¿Por qué los zahories encuentran agua (a veces)?

Uno de los ejemplos más paradigmáticos de la superstición es la creencia en los poderes extrasensoriales, en donde los confiados exhiben los “aciertos” como prueba de la existencia de esos supuestos poderes, pero ¿qué significa que de vez en cuando el mediador de lo sobrenatural parezca atinar en sus predicciones?

Tomemos el caso particular de los zahoríes, individuos que desde la antigüedad más remota agitan sus varillas en la búsqueda del preciado elemento. Encontrar suministros estables de agua en lugares áridos ha sido una necesidad imperiosa para la mayoría de las culturas desde tiempos inmemoriales porque ello garantizaba no sólo la supervivencia directa del grupo sino que permitía la estabilidad alimenticia en las cultura agrícolas en las que hemos vivido los humanos en los últimos diez milenios. Es por ello que aquellos individuos que identificaran los mejores sitios para cavar un pozo con resultados positivos eran un valioso aporte a la comunidad. Pero ¿cómo encuentran estos individuos el agua? ¿mediante misteriosos poderes o de manera más prosaica?

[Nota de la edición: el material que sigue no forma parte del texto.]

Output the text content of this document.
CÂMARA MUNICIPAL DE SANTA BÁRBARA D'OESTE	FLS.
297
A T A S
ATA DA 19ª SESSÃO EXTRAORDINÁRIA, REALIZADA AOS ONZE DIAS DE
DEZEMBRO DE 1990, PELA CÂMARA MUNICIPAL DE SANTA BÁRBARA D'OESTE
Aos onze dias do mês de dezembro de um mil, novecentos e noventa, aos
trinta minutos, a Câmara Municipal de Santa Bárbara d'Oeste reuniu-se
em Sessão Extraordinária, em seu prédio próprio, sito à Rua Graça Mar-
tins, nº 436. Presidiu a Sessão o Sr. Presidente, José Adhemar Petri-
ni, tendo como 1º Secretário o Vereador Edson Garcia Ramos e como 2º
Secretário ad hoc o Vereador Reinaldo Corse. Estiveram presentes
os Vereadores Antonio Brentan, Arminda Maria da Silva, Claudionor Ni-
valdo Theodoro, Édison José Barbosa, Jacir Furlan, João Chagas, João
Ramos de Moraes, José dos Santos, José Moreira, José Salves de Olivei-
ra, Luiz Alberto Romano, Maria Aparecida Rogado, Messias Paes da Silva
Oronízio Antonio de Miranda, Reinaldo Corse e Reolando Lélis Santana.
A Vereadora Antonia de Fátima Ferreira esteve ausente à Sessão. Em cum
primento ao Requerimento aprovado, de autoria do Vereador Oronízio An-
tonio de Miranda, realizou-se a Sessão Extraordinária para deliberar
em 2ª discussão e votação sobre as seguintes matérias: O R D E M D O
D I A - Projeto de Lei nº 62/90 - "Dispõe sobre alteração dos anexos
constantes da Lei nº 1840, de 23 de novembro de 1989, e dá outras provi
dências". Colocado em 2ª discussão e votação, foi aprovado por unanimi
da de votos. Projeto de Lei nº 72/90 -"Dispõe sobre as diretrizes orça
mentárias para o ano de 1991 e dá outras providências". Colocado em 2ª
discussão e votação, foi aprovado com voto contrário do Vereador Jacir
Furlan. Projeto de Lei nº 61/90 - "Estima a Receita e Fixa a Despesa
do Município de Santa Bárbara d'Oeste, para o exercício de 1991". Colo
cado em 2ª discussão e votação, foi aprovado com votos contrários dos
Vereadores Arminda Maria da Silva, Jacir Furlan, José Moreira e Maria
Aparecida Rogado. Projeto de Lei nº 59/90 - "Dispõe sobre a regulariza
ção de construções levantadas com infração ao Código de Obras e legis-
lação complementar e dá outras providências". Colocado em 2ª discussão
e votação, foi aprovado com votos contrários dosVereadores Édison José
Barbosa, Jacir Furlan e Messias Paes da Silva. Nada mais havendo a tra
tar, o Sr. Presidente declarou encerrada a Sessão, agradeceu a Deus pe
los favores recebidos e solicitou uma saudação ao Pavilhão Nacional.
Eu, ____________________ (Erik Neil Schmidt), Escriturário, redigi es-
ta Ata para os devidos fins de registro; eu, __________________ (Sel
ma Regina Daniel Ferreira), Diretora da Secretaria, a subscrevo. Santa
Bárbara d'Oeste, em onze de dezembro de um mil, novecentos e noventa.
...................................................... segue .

En culturas rurales el zahorí suele ser una persona muy apegada al entorno, que proviene de una familia de amplio arraigo en el lugar y con otros zahoríes entre sus antecesores. Eso significa que tanto por observación directa del propio individuo como por la experiencia familiar atesorada tras décadas o incluso siglos, estos individuos inconscientemente tienen no sólo un perfecto conocimiento de la topología de la región, de las variaciones climáticas del entorno durante largos ciclos de tiempo, así como de la historia del lugar: quién, cuándo y cómo buscó (y si tuvo suerte encontró) agua en un paraje particular. Es decir, estos individuos son el equivalente a enciclopedias climáticas, depositarios de todo el conocimiento atesorado por varias generaciones de lugareños acerca del preciado bien acuoso. Por ello no es de extrañar que estas personas, independientemente del uso de palitos u otros artilugios, y aunque ni ellos mismos entiendan bien el proceso mental que les ha llevado a la conclusión, encuentren con cierta asiduidad agua en localizaciones particulares, de tal manera que para él mismo y para sus convecinos pueda parecer que el descubrimiento ha ocurrido de manera casi milagrosa. Ello es debido al más que complejo funcionamiento de nuestro todavía poco explorado cerebro, engrasado y afinado constantemente por la selección natural durante varios millones de años en la búsqueda y reconocimiento de patrones. Y por supuesto, el porcentaje de aciertos de nuestro zahorí podrá ser significativamente alto siempre y cuando pueda apoyarse en todo ese conocimiento inconsciente que ha ido atesorando a lo largo de su vida y la de sus antepasados, porque en resumen un zahorí no es más que un protoinvestigador que aplica las reglas del método científico, aunque eso si de manera muy imperfecta y rudimentaria.

Ahora bien, el problema aparece cuando nuestro protagonista, que no entiende como toma las decisiones puesto que no sabe nada de que cuando busca agua su cerebro está funcionando bajo las directrices del famoso sistema 2 de pensamiento racional que el psicólogo y premio Nobel tan acertadamente explicó en su ya famoso libro “Pensar deprisa, pensar despacio”, se acaba creyendo que tiene un don especial que le permite encontrar agua en cualquier lugar desconocido. Ahí todo su saber queda limitado a unas pocas nociones básicas de donde suele estar en general el agua, pero sin el apoyo de todos los datos su búsqueda pasa de ser algo predecible al equivalente de lanzar una estaca desde un avión y cavar el pozo allí donde haya caído.

Esto explicaría porque muchos de estos individuos se prestan de buen grado a que los escépticos pongan a prueba sus “poderes” (porque lejos de ser unos simples caraduras estafadores, en realidad estos individuos se auto engañan a sí mismos) y después se asombren sinceramente cuando el James Randi de turno les comunica que aunque les pueda parecer increíble, y a pesar de toda su experiencia, no han acertado ni una sola vez por encima del azar estadístico en la búsqueda de agua en condiciones controladas.